Shares of Wakefield-based Bonmarché, the fashion retailer aimed at women over 50, fell another 20% on Tuesday after it warned of a bigger full-year loss and reported quarterly sales below its expectations.
Bonmarché said it expects underlying pretax loss for the year of between £5 million and £6 million. It had previously expected its results to range from break even to a loss of £4 million.
In a trading update, Bonmarché said: “As noted in our announcement of 13 December 2018, sales during the third quarter of the financial year were below our initial expectations.
“Our priority during the ‘sale’ period covering January and February 2019 was to clear the residual autumn/winter stock.
“The sale was successful, and autumn/winter season stock levels are now 40% lower than at this time last year, although it was necessary to discount heavily in order to achieve this.
“Sales since Christmas had been slightly above the level required to meet the revised forecast range, and despite the additional discounting, our expectation was that the underlying PBT for the year would be within the lower end of the breakeven to £4.0m loss range of underlying PBT outcomes set out in December’s announcement.
“However, trading since the beginning of March has been significantly weaker, reversing sales gains made in the previous months.
“In light of this, we now believe there is a likelihood of sales levels for the remainder of the month continuing to follow this trend, which would make the underlying PBT loss for the year greater than £4.0m.

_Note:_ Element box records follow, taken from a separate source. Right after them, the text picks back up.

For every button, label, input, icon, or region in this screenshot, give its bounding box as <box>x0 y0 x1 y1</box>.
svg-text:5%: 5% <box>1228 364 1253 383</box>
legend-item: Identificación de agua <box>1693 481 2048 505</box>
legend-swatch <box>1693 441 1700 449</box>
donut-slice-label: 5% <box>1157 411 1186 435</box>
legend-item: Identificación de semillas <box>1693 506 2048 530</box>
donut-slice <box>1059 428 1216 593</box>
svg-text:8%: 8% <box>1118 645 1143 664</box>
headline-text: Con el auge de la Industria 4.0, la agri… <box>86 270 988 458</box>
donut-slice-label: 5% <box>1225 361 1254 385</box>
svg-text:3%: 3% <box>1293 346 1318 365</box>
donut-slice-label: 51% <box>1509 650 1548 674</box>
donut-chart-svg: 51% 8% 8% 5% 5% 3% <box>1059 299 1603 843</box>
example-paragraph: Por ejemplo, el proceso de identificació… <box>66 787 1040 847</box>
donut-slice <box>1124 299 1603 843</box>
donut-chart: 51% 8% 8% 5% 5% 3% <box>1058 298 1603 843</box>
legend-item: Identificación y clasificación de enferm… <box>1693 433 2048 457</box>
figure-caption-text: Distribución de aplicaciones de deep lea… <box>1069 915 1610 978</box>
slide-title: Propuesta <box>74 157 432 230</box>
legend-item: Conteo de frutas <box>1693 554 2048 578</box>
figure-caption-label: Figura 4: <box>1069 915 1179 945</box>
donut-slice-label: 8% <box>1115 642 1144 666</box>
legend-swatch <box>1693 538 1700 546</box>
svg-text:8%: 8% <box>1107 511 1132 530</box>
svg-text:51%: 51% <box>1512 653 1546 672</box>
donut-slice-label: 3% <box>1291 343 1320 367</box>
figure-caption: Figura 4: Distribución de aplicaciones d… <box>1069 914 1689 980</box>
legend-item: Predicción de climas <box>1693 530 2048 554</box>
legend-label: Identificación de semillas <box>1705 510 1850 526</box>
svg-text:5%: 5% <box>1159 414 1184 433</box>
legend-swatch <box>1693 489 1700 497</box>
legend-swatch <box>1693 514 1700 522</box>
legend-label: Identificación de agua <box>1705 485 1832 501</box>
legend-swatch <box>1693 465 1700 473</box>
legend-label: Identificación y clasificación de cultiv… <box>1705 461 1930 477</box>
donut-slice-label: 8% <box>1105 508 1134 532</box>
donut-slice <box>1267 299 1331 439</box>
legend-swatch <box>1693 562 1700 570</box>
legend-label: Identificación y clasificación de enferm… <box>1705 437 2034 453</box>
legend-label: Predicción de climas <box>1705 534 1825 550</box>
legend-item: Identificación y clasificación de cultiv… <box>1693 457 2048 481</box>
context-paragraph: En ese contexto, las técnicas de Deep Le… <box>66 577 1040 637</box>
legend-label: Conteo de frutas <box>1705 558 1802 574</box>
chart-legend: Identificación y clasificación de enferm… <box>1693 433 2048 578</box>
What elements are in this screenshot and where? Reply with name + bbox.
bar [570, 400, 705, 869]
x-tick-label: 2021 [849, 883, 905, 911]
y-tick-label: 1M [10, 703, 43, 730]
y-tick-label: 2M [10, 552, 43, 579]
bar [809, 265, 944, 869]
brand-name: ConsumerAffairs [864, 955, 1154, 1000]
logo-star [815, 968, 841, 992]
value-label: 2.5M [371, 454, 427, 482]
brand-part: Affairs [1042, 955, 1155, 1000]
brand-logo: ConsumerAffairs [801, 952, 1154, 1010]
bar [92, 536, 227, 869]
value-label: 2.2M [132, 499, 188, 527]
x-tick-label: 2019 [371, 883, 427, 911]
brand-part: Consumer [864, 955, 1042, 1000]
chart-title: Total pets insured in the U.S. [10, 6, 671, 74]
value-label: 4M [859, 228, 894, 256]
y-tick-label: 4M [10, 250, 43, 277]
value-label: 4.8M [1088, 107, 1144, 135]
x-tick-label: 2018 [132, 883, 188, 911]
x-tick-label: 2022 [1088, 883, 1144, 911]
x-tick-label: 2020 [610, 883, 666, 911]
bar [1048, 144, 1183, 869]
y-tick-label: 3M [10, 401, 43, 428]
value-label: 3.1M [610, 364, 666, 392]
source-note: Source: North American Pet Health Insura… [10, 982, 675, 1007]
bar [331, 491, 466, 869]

“Accordingly, we now estimate that the underlying PBT loss will be between £5.0m and £6.0m.
“We believe that the recent downturn in trading is a consequence of the demand for transitional ranges, between winter and spring, having been satisfied during January and February.
“Although sales of spring season stock benefitted from the spell of warm weather in late February, this is not yet a large enough part of the sales mix to compensate for the lower demand for transitional stock.
“Nevertheless, on the basis of this positive early reaction to the spring product, our expectation for FY20 remains unchanged.
“The group’s cash balance reaches its lowest point in the annual cycle at the end of March, when its bank facility is expected to be sufficient to meet liquidity requirements, even at the lowest end of the PBT range.
“Other than this short term borrowing requirement at the year end, the Group expects to continue to operate with a positive net cash balance during FY20.”